As pipelines grow in complexity, workflow managers help you orchestrate tools, handle dependencies, and ensure reproducibility.

Tool	Description
`Nextflow`	DSL-based workflow manager with excellent container and cloud support. Powers nf-core community pipelines.
`Snakemake`	Python-based workflow engine with automatic dependency resolution and cluster support.
`CWL`	Common Workflow Language — a platform-agnostic specification for describing analysis workflows.

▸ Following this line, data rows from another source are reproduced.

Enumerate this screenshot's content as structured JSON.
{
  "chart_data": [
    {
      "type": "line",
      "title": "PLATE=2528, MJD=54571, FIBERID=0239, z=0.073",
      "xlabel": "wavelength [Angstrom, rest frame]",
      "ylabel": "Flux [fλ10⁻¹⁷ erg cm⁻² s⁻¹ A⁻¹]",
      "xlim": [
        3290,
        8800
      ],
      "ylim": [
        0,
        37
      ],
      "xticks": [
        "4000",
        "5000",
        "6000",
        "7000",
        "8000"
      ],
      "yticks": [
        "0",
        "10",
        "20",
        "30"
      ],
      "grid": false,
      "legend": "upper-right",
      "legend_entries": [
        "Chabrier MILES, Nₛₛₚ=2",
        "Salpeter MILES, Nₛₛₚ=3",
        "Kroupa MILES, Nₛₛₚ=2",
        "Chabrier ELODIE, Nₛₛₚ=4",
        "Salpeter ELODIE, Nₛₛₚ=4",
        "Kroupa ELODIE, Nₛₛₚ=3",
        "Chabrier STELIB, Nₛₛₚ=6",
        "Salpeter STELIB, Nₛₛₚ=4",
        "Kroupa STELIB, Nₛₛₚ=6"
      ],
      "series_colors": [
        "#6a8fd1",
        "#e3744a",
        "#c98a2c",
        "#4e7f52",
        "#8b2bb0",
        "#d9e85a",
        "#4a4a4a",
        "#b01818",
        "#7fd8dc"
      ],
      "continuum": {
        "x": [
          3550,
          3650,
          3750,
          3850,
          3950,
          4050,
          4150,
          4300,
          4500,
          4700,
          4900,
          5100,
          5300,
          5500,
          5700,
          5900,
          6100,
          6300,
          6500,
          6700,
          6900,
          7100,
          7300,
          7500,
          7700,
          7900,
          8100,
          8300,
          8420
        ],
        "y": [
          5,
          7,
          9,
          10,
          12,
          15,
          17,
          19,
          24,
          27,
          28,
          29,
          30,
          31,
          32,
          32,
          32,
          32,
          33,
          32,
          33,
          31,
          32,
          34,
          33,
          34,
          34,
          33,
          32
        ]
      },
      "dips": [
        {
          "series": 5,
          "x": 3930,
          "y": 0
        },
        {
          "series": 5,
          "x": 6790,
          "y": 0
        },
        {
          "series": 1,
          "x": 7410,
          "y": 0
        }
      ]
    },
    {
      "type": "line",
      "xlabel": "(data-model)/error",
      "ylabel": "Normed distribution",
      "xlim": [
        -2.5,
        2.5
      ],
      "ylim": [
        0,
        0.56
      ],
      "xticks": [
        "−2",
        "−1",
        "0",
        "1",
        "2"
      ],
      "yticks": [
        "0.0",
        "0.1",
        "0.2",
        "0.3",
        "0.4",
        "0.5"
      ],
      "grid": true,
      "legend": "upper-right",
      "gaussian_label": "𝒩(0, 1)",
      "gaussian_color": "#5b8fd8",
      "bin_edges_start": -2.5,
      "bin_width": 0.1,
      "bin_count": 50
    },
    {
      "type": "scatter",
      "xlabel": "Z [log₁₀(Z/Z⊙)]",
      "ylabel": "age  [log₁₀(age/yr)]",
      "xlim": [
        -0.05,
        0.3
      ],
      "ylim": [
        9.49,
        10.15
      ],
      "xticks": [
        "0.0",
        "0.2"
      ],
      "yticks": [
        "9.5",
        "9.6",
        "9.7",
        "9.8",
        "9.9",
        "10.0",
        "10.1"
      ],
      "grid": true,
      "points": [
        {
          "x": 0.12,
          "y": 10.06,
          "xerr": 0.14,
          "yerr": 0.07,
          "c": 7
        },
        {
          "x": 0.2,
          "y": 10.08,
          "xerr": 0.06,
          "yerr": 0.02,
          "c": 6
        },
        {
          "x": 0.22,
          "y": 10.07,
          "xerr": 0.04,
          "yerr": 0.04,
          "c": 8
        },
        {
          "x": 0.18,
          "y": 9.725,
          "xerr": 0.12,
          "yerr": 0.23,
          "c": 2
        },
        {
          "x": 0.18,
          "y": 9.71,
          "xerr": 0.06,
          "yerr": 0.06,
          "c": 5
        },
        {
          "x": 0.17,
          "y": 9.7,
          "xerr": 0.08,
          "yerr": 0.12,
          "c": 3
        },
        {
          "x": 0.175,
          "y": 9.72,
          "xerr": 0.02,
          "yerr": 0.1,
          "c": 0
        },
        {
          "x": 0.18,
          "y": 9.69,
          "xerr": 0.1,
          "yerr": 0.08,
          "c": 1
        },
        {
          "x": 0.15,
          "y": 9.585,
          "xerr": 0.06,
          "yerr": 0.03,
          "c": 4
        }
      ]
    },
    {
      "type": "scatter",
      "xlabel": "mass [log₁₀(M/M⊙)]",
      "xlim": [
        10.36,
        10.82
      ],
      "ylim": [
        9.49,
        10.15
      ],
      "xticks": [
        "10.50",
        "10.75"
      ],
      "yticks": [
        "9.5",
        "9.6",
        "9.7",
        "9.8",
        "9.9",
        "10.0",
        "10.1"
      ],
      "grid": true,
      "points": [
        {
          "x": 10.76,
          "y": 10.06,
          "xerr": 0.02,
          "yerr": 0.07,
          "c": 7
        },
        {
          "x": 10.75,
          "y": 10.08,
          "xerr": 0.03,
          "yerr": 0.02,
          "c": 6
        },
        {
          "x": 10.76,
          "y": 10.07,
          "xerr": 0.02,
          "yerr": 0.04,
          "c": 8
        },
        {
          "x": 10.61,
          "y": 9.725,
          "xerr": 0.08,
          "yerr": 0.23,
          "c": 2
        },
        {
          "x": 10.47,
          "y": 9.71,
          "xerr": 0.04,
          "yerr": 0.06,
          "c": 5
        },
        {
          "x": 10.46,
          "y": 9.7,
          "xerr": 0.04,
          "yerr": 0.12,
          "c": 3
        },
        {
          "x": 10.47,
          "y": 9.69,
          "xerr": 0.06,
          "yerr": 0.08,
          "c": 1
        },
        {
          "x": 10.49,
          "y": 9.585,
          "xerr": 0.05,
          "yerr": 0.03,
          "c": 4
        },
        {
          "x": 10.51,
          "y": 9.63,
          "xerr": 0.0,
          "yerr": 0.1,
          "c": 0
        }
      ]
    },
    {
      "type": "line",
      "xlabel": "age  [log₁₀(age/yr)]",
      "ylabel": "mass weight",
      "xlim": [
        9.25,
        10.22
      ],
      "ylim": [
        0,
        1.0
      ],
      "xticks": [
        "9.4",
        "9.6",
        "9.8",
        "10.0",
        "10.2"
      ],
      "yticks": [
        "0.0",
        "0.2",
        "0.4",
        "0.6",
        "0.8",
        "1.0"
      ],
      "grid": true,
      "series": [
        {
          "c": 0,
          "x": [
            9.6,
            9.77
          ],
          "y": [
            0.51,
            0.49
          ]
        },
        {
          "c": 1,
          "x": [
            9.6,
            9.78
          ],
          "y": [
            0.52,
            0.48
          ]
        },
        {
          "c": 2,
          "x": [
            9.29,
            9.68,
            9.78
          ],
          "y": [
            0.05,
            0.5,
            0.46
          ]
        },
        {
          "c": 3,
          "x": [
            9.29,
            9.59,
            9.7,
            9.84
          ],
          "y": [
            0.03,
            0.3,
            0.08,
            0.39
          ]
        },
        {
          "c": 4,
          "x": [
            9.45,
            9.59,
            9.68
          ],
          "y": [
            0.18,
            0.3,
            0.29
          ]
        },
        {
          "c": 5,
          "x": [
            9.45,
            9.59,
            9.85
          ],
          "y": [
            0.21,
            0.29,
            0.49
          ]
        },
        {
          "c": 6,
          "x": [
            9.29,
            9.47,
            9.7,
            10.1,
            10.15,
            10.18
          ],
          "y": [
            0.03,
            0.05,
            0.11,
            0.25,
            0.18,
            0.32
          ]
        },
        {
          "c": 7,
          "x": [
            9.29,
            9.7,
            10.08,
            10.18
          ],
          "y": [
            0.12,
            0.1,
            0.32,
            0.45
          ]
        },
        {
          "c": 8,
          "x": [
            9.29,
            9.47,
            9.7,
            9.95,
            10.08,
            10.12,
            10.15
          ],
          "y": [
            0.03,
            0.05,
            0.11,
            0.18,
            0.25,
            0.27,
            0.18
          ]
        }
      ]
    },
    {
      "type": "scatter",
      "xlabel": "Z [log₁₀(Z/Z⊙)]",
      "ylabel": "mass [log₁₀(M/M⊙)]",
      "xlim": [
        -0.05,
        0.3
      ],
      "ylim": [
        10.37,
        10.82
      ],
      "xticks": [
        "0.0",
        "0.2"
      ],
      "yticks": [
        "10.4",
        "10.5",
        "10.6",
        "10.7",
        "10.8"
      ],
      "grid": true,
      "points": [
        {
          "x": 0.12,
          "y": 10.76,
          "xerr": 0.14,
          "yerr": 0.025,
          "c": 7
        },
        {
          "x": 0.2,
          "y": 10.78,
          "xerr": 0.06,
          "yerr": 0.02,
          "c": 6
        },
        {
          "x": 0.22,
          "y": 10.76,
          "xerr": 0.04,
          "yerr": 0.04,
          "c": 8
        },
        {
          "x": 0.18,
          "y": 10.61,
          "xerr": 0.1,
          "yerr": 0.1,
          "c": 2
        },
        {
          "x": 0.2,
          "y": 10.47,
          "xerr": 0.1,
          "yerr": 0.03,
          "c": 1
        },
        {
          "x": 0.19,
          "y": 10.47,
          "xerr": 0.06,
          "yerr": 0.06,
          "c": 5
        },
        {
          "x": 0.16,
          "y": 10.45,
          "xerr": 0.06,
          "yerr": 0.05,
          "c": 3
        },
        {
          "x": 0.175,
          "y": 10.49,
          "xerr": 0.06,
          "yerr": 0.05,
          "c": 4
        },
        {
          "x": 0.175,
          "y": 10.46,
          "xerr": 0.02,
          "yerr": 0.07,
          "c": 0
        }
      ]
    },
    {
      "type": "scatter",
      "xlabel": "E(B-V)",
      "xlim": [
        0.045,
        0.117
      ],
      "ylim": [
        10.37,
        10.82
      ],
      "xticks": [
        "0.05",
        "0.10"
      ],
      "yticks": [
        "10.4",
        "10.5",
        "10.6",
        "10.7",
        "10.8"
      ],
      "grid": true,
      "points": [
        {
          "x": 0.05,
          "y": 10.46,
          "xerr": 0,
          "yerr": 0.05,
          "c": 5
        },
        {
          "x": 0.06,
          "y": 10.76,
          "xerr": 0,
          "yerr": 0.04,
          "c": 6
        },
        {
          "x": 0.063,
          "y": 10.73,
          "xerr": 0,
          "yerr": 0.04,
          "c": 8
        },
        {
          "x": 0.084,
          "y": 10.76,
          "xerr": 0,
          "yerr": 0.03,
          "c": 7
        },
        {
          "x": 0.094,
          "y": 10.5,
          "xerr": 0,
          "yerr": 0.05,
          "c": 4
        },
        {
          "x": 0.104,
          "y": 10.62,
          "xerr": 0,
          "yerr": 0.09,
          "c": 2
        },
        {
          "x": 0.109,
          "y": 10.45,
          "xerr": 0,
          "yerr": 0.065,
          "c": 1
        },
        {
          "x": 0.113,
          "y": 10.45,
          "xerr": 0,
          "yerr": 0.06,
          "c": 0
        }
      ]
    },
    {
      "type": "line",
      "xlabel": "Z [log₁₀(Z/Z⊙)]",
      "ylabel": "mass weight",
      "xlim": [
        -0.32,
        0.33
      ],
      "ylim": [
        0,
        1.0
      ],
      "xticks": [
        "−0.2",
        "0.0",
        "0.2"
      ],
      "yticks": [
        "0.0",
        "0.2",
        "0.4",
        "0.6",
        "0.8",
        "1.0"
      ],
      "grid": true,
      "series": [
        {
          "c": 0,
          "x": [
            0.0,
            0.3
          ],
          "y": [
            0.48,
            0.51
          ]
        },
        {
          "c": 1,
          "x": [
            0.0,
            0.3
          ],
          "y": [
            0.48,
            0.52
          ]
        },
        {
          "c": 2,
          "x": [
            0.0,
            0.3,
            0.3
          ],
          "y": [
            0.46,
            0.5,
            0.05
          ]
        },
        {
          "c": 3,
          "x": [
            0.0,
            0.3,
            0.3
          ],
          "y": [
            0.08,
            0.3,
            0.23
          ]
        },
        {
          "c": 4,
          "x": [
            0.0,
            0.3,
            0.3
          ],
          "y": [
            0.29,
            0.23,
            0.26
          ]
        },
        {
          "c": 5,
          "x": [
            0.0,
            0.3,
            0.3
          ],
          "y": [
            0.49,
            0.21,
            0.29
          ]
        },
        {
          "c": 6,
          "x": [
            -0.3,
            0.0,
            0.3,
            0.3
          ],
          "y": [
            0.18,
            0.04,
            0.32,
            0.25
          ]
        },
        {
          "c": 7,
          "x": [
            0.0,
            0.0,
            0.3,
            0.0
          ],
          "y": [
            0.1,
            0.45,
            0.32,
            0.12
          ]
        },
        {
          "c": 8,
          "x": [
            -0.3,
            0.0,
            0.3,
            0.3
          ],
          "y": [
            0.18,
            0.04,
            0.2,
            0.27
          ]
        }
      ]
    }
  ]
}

Mobile & On-Device Bioinformatics

A growing category of tools that run directly on phones, tablets, or laptops — no server infrastructure required. Useful for teaching, fieldwork, quick previews, and environments with limited connectivity.

Tool	Platform	Description
`FastQLab` Android · iOS	Android / iOS	Perform FASTQ quality control directly on your phone or tablet. Provides per-base quality, GC content, and read-length distribution charts with zero cloud dependency. Free.
`JapalitySplice` GitHub (CLI) · Android · iOS	CLI (Rust) / Android / iOS	Splice-aware RNA-seq aligner with sparse k-mer indexing, built for resource-constrained devices. The mobile version adds deep-learning splice site prediction for multiple model organisms (human, Drosophila, C. elegans, yeast). Open-source CLI under GPLv3.

Note: FastQLab and JapalitySplice are developed by Japality Limited, the same team that maintains this tutorial site.

How to choose a tool

Consider

Community & citations — widely used tools have more documentation and community support.
Hardware constraints — STAR needs ≥30 GB RAM for human; lighter tools exist for laptops/mobile.
Experiment type — DNA vs RNA vs metagenomics often dictates the pipeline.
Reproducibility — prefer tools with version-pinnable installs (Conda, containers).

Keep in mind

No single tool is best for every dataset and question.
Benchmarks on one species may not transfer to another.
Mobile/lightweight tools are great for teaching and previews, but production-scale work usually runs on servers.
Always validate outputs with independent QC checks.